Rezension der Informationsschrift über das Höhere Selbst aus der Feder des Theosophen Charles Webster Leadbeater.
Wer sich für das große Gebiet der Esoterik interessiert, tut gut daran, die Person von Charles Leadbeater zur Kenntnis zu nehmen. Im Jahre 1854 geboren, erlernte er später den Beruf des anglikanischen Priesters, wurde aber im Jahr 1884 Schüler der Theosophin Helena Blavatsky.

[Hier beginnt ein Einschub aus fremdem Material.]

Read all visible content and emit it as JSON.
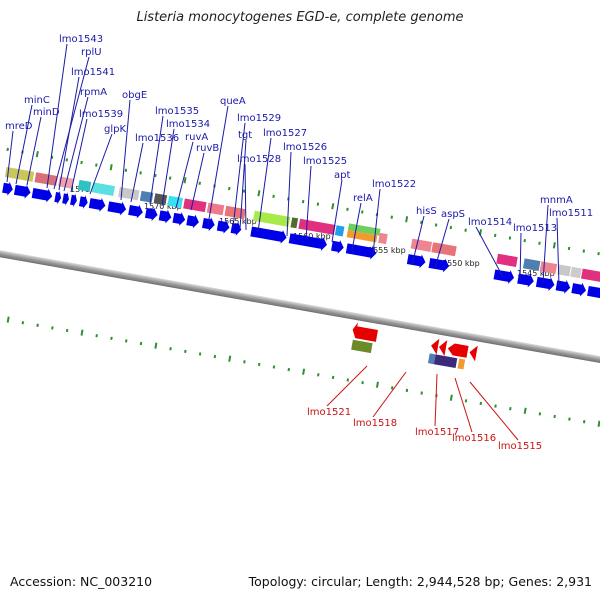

Von da an übte er sich intensiv in geistigen Übungen und erreichte einen sehr hohen Grad an bewusster, nicht bloß medialer, Hellsichtigkeit. So konnte er selbst genau bezeichnen, bis in welche geheimnisvollen Reiche sein Schauvermögen reichte und welche Sphären ihm noch verborgen blieben.
In dieser Kapazität hat er ein bis heute grundlegendes Buch über die Chakren verfasst und auch das vorliegende Büchlein ist als Information für seine Schüler gedacht, die mehr über die Natur des Höheren Selbst erfahren wollten, ohne dass sie es bereits selbst schauen konnten.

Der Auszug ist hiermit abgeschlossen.